Disarming Cellular Alarm Systems-Manipulation of Stress-Induced NKG2D Ligands by Human Herpesviruses

Abstract

The coevolution of viruses and their hosts led to the repeated emergence of cellular alert signals and viral strategies to counteract them. The herpesvirus family of viruses displays the most sophisticated repertoire of immune escape mechanisms enabling infected cells to evade immune recognition and thereby maintain infection. The herpesvirus family consists of nine viruses that are capable of infecting humans: herpes simplex virus 1 and 2 (HSV-1, HSV-2), varicella zoster virus (VZV), Epstein-Barr virus (EBV), human cytomegalovirus (HCMV), roseoloviruses (HHV-6A, HHV-6B, and HHV-7), and Kaposi's-sarcoma-associated herpesvirus (KSHV). Most of these viruses are highly prevalent and infect a vast majority of the human population worldwide. Notably, research over the past 15 years has revealed that cellular ligands for the activating receptor natural-killer group 2, member D (NKG2D)-which is primarily expressed on natural killer (NK) cells-are common targets suppressed during viral infection, i.e., their surface expression is reduced in virtually all lytic herpesvirus infections by diverse mechanisms. Here, we review the viral mechanisms by which all herpesviruses known to date to downmodulate the expression of the NKG2D ligands. Also, in light of recent findings, we speculate about the importance of the emergence of eight different NKG2D ligands in humans and further allelic diversification during host and virus coevolution.

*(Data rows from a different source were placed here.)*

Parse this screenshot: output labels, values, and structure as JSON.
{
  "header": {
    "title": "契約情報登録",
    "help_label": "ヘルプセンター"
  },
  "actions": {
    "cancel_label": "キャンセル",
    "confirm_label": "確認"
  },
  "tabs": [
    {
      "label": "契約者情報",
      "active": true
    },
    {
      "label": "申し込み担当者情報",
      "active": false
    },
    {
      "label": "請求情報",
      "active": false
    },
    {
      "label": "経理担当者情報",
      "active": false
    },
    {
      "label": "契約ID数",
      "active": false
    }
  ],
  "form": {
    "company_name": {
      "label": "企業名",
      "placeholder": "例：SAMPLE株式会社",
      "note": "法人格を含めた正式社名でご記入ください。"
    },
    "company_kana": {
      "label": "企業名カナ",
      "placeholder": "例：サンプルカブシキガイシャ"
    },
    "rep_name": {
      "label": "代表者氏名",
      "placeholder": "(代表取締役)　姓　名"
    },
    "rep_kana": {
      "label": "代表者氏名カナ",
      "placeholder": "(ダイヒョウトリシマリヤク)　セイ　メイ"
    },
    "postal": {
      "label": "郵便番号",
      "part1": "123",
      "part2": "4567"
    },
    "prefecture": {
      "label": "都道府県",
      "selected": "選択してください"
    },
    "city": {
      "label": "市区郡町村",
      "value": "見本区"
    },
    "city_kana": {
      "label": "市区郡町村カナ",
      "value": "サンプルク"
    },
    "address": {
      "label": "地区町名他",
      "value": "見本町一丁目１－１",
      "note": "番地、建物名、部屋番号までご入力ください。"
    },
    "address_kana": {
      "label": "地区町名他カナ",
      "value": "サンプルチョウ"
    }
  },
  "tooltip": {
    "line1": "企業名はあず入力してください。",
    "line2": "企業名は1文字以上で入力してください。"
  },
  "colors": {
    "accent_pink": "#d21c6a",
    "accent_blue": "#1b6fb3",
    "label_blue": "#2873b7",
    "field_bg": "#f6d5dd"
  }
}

Keywords: NKG2D; NKG2D ligands; coevolution; herpesvirus; host-pathogen interaction; immune evasion; stress-induced ligands.

Figure 1

The human genome encodes for eight functional stress-induced ligands, subdivided in the MIC and ULBP family. MICA, MICB, ULBP4, and ULBP5 contain a transmembrane domain, whereas ULBP1, 2, and 3 and one particular allele of MICA, MICA*008, are GPI-anchored. Interestingly, MICA and MICB, genes having a high evolutionary plasticity as reflected by the number of allelic variants, seem to be targeted more frequently by viral immune evasion mechanisms.